Recurrence Relations
A recurrence relation defines a sequence where each term depends on previous terms. Recurrences naturally arise in algorithm analysis (divide-and-conquer, dynamic programming) and counting problems.
Definition and Examples
A recurrence has a formula relating aₙ to earlier terms and initial conditions. Examples: Fibonacci (aₙ = aₙ₋₁ + aₙ₋₂), factorial (aₙ = n · aₙ₋₁), Tower of Hanoi (Tₙ = 2Tₙ₋₁ + 1). The order of a recurrence is the number of previous terms it depends on.
Solving Linear Recurrences
A linear homogeneous recurrence with constant coefficients has the form aₙ = c₁aₙ₋₁ + c₂aₙ₋₂ + .... The characteristic equation replaces aₙ with rⁿ. For distinct roots r₁, r₂: aₙ = A·r₁ⁿ + B·r₂ⁿ. For repeated root r: aₙ = (A + Bn)·rⁿ. Constants are determined by initial conditions.

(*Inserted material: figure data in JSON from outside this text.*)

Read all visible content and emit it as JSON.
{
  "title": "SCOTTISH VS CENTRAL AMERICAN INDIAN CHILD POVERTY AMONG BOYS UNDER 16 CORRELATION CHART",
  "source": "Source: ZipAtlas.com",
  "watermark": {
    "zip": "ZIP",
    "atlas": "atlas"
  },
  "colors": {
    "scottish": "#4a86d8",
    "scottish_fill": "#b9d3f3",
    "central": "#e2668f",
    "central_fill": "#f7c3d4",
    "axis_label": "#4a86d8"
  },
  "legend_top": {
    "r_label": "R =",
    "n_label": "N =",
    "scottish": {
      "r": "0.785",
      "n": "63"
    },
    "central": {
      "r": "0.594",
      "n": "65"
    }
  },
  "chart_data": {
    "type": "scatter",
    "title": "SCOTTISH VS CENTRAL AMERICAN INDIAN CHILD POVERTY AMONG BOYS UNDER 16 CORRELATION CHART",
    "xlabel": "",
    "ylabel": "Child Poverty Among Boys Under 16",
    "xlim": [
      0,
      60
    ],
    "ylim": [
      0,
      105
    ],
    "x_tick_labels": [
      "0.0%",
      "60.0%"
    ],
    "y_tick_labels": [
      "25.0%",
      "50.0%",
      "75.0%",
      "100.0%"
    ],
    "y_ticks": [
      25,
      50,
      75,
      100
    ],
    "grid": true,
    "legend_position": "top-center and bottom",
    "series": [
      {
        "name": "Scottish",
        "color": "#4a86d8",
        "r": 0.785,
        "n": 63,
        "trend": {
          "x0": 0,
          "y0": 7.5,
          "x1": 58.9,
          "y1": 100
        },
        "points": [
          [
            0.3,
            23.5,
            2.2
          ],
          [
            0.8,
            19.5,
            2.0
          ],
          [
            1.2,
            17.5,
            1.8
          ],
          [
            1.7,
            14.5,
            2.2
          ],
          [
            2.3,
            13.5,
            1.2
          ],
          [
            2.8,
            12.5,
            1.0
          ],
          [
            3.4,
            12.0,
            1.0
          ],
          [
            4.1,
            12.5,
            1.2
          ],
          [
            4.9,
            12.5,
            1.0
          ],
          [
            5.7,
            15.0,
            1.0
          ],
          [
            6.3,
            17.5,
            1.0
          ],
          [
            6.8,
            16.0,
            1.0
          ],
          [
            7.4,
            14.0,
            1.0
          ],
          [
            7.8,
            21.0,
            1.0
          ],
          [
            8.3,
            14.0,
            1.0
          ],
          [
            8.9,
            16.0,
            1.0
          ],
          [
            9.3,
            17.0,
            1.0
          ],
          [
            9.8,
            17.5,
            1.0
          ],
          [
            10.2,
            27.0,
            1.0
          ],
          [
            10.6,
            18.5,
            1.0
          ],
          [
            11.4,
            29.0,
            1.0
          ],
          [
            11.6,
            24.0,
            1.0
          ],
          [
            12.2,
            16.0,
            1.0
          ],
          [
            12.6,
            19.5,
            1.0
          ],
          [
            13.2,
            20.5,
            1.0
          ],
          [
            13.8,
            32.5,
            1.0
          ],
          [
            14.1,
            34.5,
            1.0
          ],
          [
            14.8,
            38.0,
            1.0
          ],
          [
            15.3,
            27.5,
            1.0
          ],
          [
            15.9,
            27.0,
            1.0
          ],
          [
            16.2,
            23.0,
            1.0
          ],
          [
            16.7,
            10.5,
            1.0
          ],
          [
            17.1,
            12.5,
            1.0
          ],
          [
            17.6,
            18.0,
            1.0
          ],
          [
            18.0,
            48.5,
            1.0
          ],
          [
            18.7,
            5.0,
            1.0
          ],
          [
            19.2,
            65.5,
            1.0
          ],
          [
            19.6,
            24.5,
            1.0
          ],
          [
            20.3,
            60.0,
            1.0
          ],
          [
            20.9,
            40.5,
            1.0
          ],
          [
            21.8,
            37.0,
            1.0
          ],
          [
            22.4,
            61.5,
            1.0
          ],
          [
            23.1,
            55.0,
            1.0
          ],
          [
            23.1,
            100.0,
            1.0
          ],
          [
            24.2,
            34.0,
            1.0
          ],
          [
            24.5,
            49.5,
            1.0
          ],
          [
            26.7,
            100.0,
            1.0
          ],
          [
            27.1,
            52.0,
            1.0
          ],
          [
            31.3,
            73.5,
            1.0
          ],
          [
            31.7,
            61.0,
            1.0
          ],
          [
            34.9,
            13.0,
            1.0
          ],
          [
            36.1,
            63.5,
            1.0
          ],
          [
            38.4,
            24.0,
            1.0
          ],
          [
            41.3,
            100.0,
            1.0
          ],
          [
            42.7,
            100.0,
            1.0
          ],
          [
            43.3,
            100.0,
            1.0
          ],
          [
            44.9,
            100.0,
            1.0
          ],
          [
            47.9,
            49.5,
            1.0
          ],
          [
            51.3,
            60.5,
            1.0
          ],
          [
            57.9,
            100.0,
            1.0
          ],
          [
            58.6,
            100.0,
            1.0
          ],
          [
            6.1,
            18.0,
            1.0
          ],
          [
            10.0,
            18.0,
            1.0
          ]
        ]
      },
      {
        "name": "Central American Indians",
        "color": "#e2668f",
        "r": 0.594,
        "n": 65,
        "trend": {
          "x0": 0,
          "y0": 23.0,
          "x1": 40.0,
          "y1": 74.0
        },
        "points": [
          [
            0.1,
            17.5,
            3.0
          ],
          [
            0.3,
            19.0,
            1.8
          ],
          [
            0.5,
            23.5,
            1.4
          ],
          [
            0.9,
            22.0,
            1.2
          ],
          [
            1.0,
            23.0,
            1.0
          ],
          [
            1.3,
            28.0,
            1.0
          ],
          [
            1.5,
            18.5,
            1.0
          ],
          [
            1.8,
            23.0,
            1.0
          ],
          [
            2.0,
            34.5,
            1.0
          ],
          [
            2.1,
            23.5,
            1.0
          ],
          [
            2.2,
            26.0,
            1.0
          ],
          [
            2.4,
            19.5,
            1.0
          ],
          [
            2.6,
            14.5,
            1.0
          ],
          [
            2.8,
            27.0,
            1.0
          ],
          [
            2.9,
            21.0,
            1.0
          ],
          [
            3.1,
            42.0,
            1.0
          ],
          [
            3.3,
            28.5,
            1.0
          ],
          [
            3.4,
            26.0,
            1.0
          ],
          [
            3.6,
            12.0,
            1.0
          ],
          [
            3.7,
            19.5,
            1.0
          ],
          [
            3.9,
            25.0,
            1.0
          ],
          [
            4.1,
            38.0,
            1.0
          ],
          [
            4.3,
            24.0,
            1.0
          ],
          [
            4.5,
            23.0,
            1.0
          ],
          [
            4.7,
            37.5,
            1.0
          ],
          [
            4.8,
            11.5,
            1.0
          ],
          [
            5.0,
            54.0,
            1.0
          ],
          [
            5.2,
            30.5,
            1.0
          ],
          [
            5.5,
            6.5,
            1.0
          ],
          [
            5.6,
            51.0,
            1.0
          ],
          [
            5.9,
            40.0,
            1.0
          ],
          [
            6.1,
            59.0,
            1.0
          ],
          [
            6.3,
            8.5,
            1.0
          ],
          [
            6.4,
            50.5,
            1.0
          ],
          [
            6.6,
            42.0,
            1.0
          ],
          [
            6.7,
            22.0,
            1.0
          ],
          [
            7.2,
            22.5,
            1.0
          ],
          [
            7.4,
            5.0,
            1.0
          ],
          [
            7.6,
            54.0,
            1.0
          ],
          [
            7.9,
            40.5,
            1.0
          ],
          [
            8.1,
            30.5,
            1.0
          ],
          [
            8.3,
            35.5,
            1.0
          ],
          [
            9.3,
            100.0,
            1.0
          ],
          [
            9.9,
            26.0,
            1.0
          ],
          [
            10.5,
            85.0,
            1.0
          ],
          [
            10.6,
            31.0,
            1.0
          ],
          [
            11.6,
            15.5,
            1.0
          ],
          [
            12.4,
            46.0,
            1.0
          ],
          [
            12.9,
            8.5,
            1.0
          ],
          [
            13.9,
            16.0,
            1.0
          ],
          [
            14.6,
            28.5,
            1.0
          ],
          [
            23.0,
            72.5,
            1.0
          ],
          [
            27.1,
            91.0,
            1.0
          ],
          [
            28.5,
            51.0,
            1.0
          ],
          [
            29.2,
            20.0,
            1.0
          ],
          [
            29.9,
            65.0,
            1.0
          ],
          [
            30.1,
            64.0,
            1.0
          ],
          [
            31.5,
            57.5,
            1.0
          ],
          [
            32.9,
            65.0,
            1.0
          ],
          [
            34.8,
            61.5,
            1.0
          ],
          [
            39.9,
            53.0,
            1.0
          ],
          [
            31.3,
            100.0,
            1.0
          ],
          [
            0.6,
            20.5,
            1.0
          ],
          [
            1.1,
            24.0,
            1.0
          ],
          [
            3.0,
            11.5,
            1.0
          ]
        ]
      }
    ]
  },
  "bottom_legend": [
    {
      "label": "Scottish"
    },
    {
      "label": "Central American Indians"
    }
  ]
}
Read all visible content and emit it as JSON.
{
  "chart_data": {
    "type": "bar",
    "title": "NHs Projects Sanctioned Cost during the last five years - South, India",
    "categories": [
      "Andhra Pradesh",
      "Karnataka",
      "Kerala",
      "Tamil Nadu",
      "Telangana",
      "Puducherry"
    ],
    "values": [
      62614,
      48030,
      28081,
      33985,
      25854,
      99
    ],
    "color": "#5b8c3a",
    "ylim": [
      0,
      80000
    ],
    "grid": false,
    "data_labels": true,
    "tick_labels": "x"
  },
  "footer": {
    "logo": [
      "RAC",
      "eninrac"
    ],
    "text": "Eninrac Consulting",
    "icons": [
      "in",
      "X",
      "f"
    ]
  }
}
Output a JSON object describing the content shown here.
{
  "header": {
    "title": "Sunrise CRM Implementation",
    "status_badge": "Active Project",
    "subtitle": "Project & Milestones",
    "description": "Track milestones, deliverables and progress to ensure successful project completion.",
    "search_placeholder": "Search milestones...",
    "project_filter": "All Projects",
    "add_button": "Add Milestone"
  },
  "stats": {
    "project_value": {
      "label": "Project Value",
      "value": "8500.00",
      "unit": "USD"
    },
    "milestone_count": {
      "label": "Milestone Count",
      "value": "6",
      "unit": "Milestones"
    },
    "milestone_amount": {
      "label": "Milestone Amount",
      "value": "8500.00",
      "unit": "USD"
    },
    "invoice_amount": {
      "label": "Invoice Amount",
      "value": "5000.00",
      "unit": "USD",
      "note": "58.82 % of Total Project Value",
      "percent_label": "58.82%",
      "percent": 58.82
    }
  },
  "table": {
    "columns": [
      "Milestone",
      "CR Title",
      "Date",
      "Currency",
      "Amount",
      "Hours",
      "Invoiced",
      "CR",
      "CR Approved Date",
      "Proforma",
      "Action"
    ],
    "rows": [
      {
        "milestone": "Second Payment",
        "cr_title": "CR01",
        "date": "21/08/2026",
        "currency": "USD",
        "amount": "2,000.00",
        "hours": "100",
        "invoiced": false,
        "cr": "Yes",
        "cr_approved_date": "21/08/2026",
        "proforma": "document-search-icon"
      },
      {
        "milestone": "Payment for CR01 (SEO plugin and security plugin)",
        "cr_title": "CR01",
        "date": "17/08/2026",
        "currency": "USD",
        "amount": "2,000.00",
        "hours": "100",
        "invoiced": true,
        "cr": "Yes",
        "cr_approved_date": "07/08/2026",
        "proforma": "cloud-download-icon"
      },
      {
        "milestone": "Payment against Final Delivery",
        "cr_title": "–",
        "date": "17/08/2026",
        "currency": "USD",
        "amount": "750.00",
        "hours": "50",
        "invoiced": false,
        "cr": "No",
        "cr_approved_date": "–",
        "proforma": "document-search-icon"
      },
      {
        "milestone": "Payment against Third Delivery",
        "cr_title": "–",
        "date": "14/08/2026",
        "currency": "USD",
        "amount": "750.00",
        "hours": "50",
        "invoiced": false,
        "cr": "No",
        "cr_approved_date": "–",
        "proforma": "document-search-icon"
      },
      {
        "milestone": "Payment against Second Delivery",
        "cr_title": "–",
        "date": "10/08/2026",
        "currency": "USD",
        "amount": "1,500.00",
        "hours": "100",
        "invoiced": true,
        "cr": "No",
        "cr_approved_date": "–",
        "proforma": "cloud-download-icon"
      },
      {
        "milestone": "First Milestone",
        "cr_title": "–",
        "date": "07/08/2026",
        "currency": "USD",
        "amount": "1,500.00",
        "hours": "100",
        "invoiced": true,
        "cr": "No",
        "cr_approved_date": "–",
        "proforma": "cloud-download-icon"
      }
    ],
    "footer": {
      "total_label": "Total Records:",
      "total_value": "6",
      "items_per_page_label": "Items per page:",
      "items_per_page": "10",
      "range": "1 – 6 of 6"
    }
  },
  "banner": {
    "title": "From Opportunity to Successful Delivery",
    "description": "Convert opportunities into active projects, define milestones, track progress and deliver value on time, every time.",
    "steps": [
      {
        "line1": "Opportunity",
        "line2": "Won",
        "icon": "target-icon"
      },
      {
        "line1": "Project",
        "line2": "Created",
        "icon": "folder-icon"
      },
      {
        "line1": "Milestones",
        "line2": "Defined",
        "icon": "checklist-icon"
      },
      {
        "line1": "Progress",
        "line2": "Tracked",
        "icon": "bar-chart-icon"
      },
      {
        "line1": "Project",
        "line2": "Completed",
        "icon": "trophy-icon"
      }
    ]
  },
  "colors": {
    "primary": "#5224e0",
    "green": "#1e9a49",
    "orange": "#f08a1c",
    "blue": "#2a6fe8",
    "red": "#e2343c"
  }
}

Non-homogeneous Recurrences
Non-homogeneous recurrences have an additional function: aₙ = c₁aₙ₋₁ + f(n). The solution is the general solution of the homogeneous part plus a particular solution. Methods include undetermined coefficients and variation of parameters.
The Master Theorem
The Master Theorem solves recurrences of the form T(n) = aT(n/b) + f(n), common in divide-and-conquer algorithms. Three cases compare f(n) with n^(log_b a): Case 1: f is polynomially smaller → T = Θ(n^(log_b a)). Case 2: f is equal → T = Θ(n^(log_b a) log n). Case 3: f is polynomially larger → T = Θ(f(n)).
Recursion Tree Method
The recursion tree visualises the recurrence by drawing the work done at each level. Sum the work across all levels to get the total. This method provides intuition and can be used to guess a solution, which is then verified by substitution.
Generating Functions
A generating function represents a sequence as coefficients of a power series: G(x) = Σ aₙxⁿ. Operations on generating functions correspond to operations on sequences. They provide a powerful algebraic method for solving recurrences and counting problems.
Applications
Recurrences analyse algorithm complexity: merge sort (T(n) = 2T(n/2) + n → Θ(n log n)), binary search (T(n) = T(n/2) + 1 → Θ(log n)). Dynamic programming converts recursive formulations into iterative solutions. Counting problems like derangements and Catalan numbers use recurrences.
Summary
Recurrence relations are essential for analysing recursive algorithms and solving counting problems. The characteristic equation, Master Theorem, and generating functions provide systematic solution methods.